VIEWAPP – a new level: Neural analysis of the quality and class of repairs in apartments

Assessing the condition of an apartment is a key element in calculating the value of collateral. The class of repairs affects the estimated value of the property, which banks rely on when making mortgage decisions, and insurance companies when calculating rates and settlements. Until now, such assessments were carried out manually and depended heavily on the expertise of the specialist. VIEWAPP offers a new approach — automatic classification of repair quality using a neural network trained on real images.
How the neural network works
The new model determines the level of finish in eight classes, from ‘unfinished’ to ‘designer renovation.’ In addition to the main label, it returns a probability distribution across all classes, allowing for flexible analysis of borderline cases. For example, if there is a high probability of two categories — C1 (standard+) and D0 (European-style renovation) — the expert can make a decision based on the context and documentation.
Renovation classes:
- A0 — no finishing
- A1 — white box
- B0 — economy
- B1 — economy+
- C0 — standard
- C1 — standard+
- D0 — European-style renovation
- D1 — designer
The class names and descriptions were refined and approved in collaboration with market representatives.
Automated analysis — a step towards accuracy
The implementation of this neural network opens up the possibility of automating one of the most labour-intensive stages of property valuation — the analysis of property photographs.
This is particularly relevant for mass checks in mortgage, insurance and resale transactions.
System:
- Eliminates subjectivity in assessing the level of finishing;
- Allows banks and insurance companies to standardise their approach to repair classification;
- Simplifies mass portfolio analytics and speeds up decision-making processes.

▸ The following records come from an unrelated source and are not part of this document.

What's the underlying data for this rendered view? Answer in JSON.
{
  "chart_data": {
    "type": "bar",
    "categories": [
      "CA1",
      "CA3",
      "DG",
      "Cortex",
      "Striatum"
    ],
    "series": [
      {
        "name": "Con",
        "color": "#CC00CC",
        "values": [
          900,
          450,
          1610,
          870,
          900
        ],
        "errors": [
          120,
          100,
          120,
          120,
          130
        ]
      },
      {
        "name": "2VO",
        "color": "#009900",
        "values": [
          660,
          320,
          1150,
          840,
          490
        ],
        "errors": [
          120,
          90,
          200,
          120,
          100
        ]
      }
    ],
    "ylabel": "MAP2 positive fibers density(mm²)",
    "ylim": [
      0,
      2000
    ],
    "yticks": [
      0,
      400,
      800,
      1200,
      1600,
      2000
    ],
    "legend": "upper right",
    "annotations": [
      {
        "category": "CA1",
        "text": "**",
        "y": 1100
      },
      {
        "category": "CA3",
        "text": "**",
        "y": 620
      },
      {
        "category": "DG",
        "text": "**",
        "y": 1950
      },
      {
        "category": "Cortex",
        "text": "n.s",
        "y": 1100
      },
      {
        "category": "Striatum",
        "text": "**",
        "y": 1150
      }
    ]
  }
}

Impact on collateral value calculation
The repair class is one of the factors affecting the final valuation of a property. For example:
- An apartment with a C1 (standard+) class is valued higher than a similar apartment with a B1 (economy+) class, all other things being equal;
- For new buildings without finishing, the difference between A1 (white box) and B0 (economy) is also critical, especially when banks conduct internal collateral assessments.

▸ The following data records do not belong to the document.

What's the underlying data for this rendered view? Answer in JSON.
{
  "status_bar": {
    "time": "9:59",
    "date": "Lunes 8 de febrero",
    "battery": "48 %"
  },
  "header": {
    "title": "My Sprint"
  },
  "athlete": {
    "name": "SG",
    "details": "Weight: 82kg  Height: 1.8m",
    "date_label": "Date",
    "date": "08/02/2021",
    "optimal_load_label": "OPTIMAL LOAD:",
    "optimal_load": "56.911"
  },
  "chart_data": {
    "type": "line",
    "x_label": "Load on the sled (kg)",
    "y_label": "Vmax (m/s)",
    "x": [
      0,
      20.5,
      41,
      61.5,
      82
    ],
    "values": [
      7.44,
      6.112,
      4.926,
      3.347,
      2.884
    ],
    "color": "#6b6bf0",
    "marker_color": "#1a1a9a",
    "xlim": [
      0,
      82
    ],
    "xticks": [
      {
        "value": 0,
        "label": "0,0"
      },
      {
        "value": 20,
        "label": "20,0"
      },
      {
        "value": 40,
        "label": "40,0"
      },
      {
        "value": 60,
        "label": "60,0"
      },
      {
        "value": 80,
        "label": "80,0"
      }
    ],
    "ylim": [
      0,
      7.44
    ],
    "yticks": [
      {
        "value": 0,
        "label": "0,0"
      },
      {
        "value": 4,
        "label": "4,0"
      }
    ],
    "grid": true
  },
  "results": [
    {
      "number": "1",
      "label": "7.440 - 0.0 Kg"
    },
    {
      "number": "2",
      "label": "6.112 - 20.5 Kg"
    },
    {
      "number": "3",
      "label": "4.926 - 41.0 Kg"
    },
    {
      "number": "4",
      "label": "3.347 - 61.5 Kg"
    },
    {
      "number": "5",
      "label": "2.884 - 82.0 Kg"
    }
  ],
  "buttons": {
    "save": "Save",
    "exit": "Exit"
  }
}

Automatic classification allows you to set formal calculation rules and embed them in digital processes, reducing the risk of errors and improving the manageability of the collateral base.
Current status
The neural network is deployed on the server and accessible via API and a special bot for testing. The model has already been retrained and technical metrics have been verified. In the near future, it will be launched on real cases — first in a test set format with manual verification of results. After that, we plan to implement a feedback form and accumulate statistics to further improve accuracy.
The model works quickly (1–2 seconds per photo) and can be easily adapted to the requirements of a specific company, including different approaches to classification or linking classes to price ranges.